Tag Archives: Jess Lidyard

Underrated Drum Tracks I have Loved 2015, Part 9: Are “Friends” Electric?/Cars – Tubeway Army/Gary Numan

Even cyborg pop stars have uncles.

Gary Numan’s uncle, Jess Lidyard, was also his drummer.

It was unusual enough that an uncle would be playing drums with his nephew, but even more so that he would be playing this music, in 1979: a song with barely a scrap of melody, no chorus whatsoever and a lyric that talks baldly about sex with androids. Jess Lidyard, clearly, was an unusually cool uncle.

His playing on Are “Friends” Electric is as key an element of the track as Numan’s pained, nasal vocal and those Minimoogs and Polymoogs. While other electronic musicians were evangelical about all-electronic music (OMD’s Andy McCluskey reportedly told the members of Kraftwerk after he’d seen them perform live that he and his band were going to bin their guitars and do it all with synths from now on), Numan’s music was essentially a rock/electronic hybrid, with synths being a late addition to their sound (Numan only played a synth for the first time when in the recording studio working on second album Replicas). The rhythm section remained an analogue affair even after Numan’s conversion: Lidyard’s acoustic drums and Paul Gardiner’s bass. This digital/analogue, rock/electronic hybrid finds its most perfect expression on Are “Friends” Electric.

It’s not a fresh insight to note the influence on Numan of JG Ballard, or of dystopian science fiction generally. Nevertheless, it bears repeating that Numan’s brand of futurism felt lived in and down at heel. This music belongs to a world not white and gleaming but bodged, a world built on top of what was already extant. I’m trying very hard not to say the word “steampunk”…

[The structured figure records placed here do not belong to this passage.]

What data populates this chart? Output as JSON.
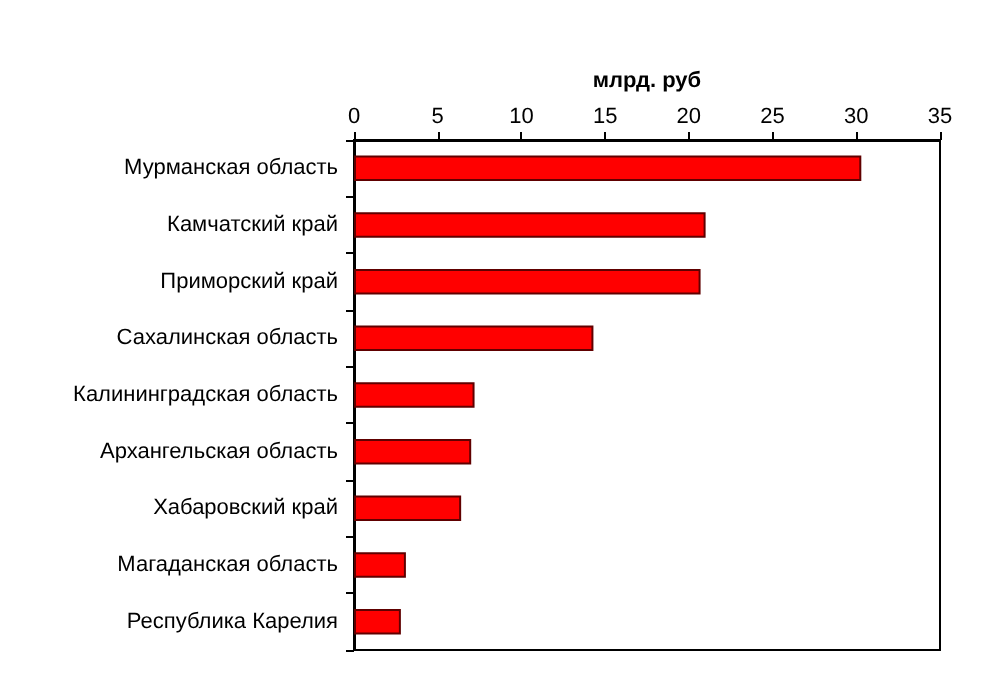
{
  "chart_data": {
    "type": "bar",
    "orientation": "horizontal",
    "xlabel": "млрд. руб",
    "categories": [
      "Мурманская область",
      "Камчатский край",
      "Приморский край",
      "Сахалинская область",
      "Калининградская область",
      "Архангельская область",
      "Хабаровский край",
      "Магаданская область",
      "Республика Карелия"
    ],
    "values": [
      30.3,
      21.0,
      20.7,
      14.3,
      7.2,
      7.0,
      6.4,
      3.1,
      2.8
    ],
    "color": "#ff0000",
    "xlim": [
      0,
      35
    ],
    "xticks": [
      0,
      5,
      10,
      15,
      20,
      25,
      30,
      35
    ],
    "grid": false
  }
}
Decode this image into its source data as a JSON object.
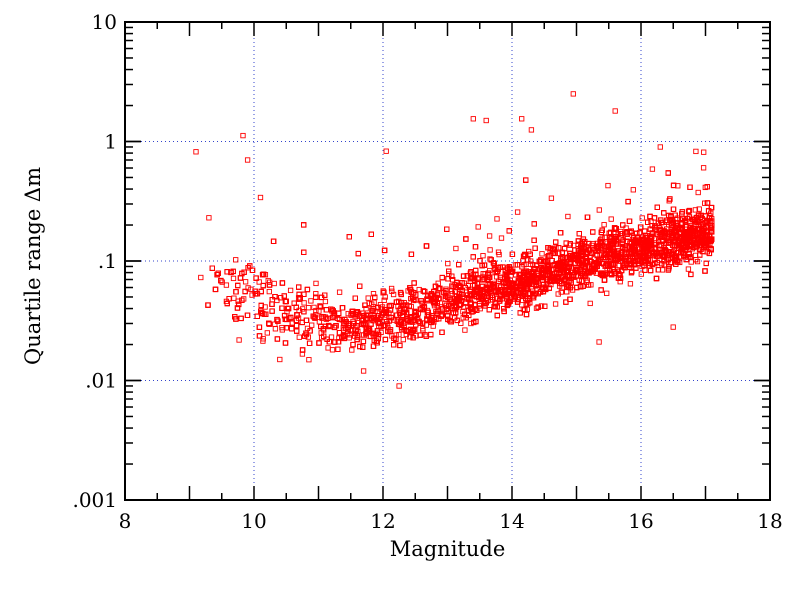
{
  "chart_data": {
    "type": "scatter",
    "title": "",
    "xlabel": "Magnitude",
    "ylabel": "Quartile range Δm",
    "xlim": [
      8,
      18
    ],
    "ylim": [
      0.001,
      10
    ],
    "yscale": "log",
    "grid": true,
    "grid_style": "dotted",
    "marker": "open-square",
    "color": "#ff0000",
    "x_ticks": [
      {
        "value": 8,
        "label": "8"
      },
      {
        "value": 10,
        "label": "10"
      },
      {
        "value": 12,
        "label": "12"
      },
      {
        "value": 14,
        "label": "14"
      },
      {
        "value": 16,
        "label": "16"
      },
      {
        "value": 18,
        "label": "18"
      }
    ],
    "y_ticks": [
      {
        "value": 0.001,
        "label": ".001"
      },
      {
        "value": 0.01,
        "label": ".01"
      },
      {
        "value": 0.1,
        "label": ".1"
      },
      {
        "value": 1,
        "label": "1"
      },
      {
        "value": 10,
        "label": "10"
      }
    ],
    "trend": {
      "x": [
        9.2,
        10,
        10.5,
        11,
        11.5,
        12,
        12.5,
        13,
        13.5,
        14,
        14.5,
        15,
        15.5,
        16,
        16.5,
        17,
        17.1
      ],
      "median_y": [
        0.08,
        0.05,
        0.035,
        0.03,
        0.03,
        0.032,
        0.036,
        0.045,
        0.055,
        0.065,
        0.075,
        0.09,
        0.11,
        0.13,
        0.15,
        0.16,
        0.17
      ]
    },
    "outliers": [
      {
        "x": 9.1,
        "y": 0.82
      },
      {
        "x": 9.83,
        "y": 1.12
      },
      {
        "x": 9.9,
        "y": 0.7
      },
      {
        "x": 10.1,
        "y": 0.34
      },
      {
        "x": 12.05,
        "y": 0.83
      },
      {
        "x": 12.25,
        "y": 0.009
      },
      {
        "x": 13.4,
        "y": 1.55
      },
      {
        "x": 13.6,
        "y": 1.5
      },
      {
        "x": 14.15,
        "y": 1.55
      },
      {
        "x": 14.3,
        "y": 1.25
      },
      {
        "x": 14.95,
        "y": 2.5
      },
      {
        "x": 15.6,
        "y": 1.8
      },
      {
        "x": 16.5,
        "y": 0.028
      },
      {
        "x": 15.35,
        "y": 0.021
      },
      {
        "x": 16.3,
        "y": 0.9
      },
      {
        "x": 9.3,
        "y": 0.23
      },
      {
        "x": 11.7,
        "y": 0.012
      },
      {
        "x": 10.4,
        "y": 0.015
      }
    ]
  }
}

Jess Lidyard provided the steam. Not only are his driving 16th-note hi hats the most apparent and persistent rhythmic element in the track, but he provides added push by reinforcing the synth bass line with his kick drum. I don’t think Are “Friends” Electric would be half as good if it had been powered by a drum machine. It was Lidyard that stopped the music from being too gleaming, too synthetic, too perfect.

Cars (from Numan’s next album The Pleasure Principle), similarly, derives a great deal of its power from its performed drum track. By this time, Lidyard had been replaced by Cedric Sharpley (Lidyard wasn’t keen on the touring musician’s life). Sharpley’s drumming is ever so slightly more elegant than Lidyard’s and he sounds more “live” on Cars than Lidyard did on “Friends”. Cars has a subtle continual lift in tempo throughout its duration, its kick-drum pattern becomes increasingly complicated and the drum fills get more frantic with every verse. Lidyard seemed to power the music from within. Sharpley fed off it and responded to it in his playing. I can imagine hearing Are “Friends” Electric and thinking the drums were from a machine. I’d be staggered if anyone thought that about Cars.

After around 90 seconds, Numan has said all he as to say about life in cars, and the band takes over. This is where Sharpley is really at his best, with a performance that’s urgent and mechanical and weirdly funky all at the same time. I didn’t get Numan’s music for a long, long time. Granted, his public persona had a lot to do with that, I didn’t respond to anything in the music either. As has so often been the case for me, I got into the music once I started following the drums. And while Are “Friends” Electric is the more important, and ultimately better, track, it was Cars that began the process, which is why I had to write about them both.